Though a solemn chapter about a murderous king and his downfall, there are also comic elements here which help to expose the foolish arrogance of Herod through mockery (Ps 2:4,5). However, the chapter has other themes too, including an emphasis on angels which warrants further thought.
It may help to start by considering angels in general. The original word means ‘messenger’ and can be used of human beings (eg Lk 7:24). However, it often applies to non-human spirits from heavenly realms who become visible in our realm at certain important moments (eg Lk 1:19). In doing so it appears they are actually existing in both domains (heaven and earth) at once. This is seen, for example, with the ‘Angel of the Lord’ in the OT whose link to the Lord in heaven is so close that to hear him speak is to hear the Lord (eg Ge 16:7-13). The same concept can also be seen in reverse in passages where an earthly entity has an angel in heaven, such as with the churches of Revelation 2 & 3 (see Re 1:16, 20; cf Ep 2:6). And though it’s beyond our minds to grasp what all that means, thinking about it widens our view of reality as we see that our lives are intertwined with an unseen and glorious realm (see Ge 28:12-17). This is a humbling thought. We can imagine our lives as so big and significant, but an awareness of how creation is actually far greater than our little existences, helps us to tone down our self-obsession. And once we have been humbled, we are then ready to receive gracious glory from God since he has granted to us the privilege of being served by the realm of spirits, as his adopted sons through Christ (He 1:14).
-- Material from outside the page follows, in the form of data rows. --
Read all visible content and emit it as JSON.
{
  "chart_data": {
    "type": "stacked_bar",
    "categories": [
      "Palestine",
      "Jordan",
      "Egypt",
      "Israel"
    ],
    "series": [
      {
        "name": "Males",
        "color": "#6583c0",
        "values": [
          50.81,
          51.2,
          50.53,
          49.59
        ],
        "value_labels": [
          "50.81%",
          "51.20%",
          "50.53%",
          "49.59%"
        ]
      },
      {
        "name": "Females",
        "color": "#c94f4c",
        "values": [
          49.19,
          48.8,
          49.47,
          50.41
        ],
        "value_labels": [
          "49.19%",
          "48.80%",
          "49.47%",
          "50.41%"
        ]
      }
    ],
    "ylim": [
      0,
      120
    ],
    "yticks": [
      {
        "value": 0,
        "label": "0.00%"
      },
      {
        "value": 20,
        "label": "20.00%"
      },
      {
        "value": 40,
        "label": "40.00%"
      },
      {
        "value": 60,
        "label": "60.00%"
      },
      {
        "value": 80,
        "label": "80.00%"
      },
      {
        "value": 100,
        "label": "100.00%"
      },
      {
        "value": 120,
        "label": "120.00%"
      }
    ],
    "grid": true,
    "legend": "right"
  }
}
But what about the angels in Acts – what are their particular roles in the book? Well, angels only appear in select places and those moments emphasise the changing nature of old Israel. Some in Israel thought of angels and their place in the nation’s history as so significant. Maybe they saw angels as their protectors (Ps 91:11) and the Lord’s army (2Ki 6:15-17). Certainly they valued them highly, as can be heard in Stephen’s references to them in his speech (Ac 7:53) and in Hebrews where the writer, in order to discourage Christian Jews from apostatising, starts his writing by noting that Jesus is far greater than any angel (He 1). Angels were valued in old Israel. But in Acts Luke tells stories of the angels going over to the side of the Christians. They: break the apostles out of prison and send them to the temple (Ac 5:19,20); direct Philip to the Ethiopian Eunuch (Ac 8:26); tell Gentile Cornelius to get in touch with Peter (Ac 10:4,5); and, in our chapter, release Peter before sending him away and bringing Herod to a sorry end. The conduct of the angels of Acts shows where God’s allegiances now lie. To Luke’s Jewish readers that acted as a warning to them about losing God (cf Ac 28:25-28). To Luke’s Christian readers that brings peace, knowing that they were (and we are) surrounded by armies of unimaginable power.
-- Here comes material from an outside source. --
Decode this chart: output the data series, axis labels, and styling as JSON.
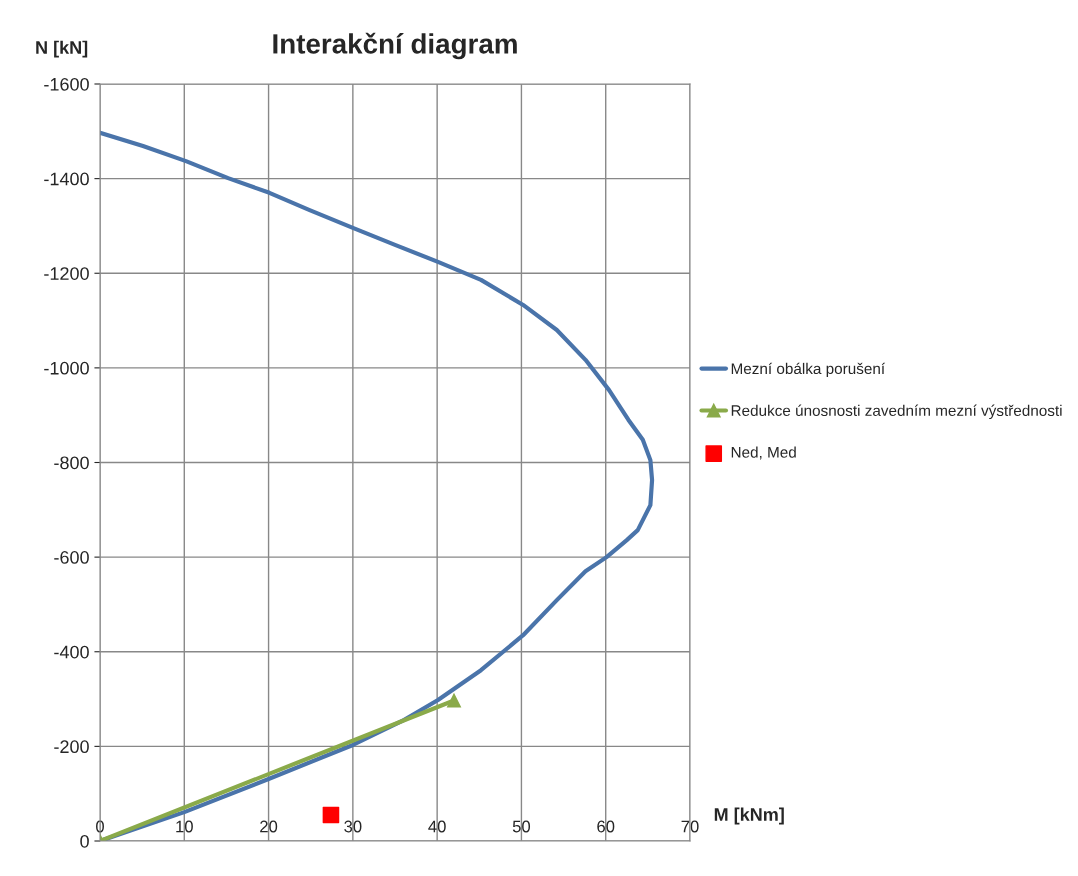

These thoughts link in with our verses. It was an angel who showed up Herod as feeble by freeing Peter and walking him out of the prison (v11). From there, Peter now makes his way to the house of Mary (v12), the mother of John Mark and a relative of Barnabus (Co 4:10). The house seems a large one and is hosting a prayer meeting. But when Peter calls at the gate, an amusing incident follows. The slave girl checking the gate (v13) recognises Peter’s voice but in her joy flees back inside without letting him in (v14)! The believers, however, do not accept her report, thinking either she is mad or has seen Peter’s ‘angel’ (v15), ie God has enabled Peter’s heavenly presence to appear whilst he himself is still in prison. But Peter is no angel! So he keeps knocking and, at last, they admit him and are stunned, as he recounts his thrilling tale about a real angel (v17).
But then Peter leaves the city (possibly for Rome). The church will now be pastored by James, Jesus’ brother. The time of the apostles is fading; their work lies elsewhere. And with their, and the angels’, departure, Jerusalem moves closer to the doom Jesus predicted for her (Lk 23:26-31). So it’s a bittersweet moment. An amazing rescue has taken place. But a city is dying. She has rejected Messiah & lost life. However, the heavenly Jerusalem will replace her (He 12:22-24).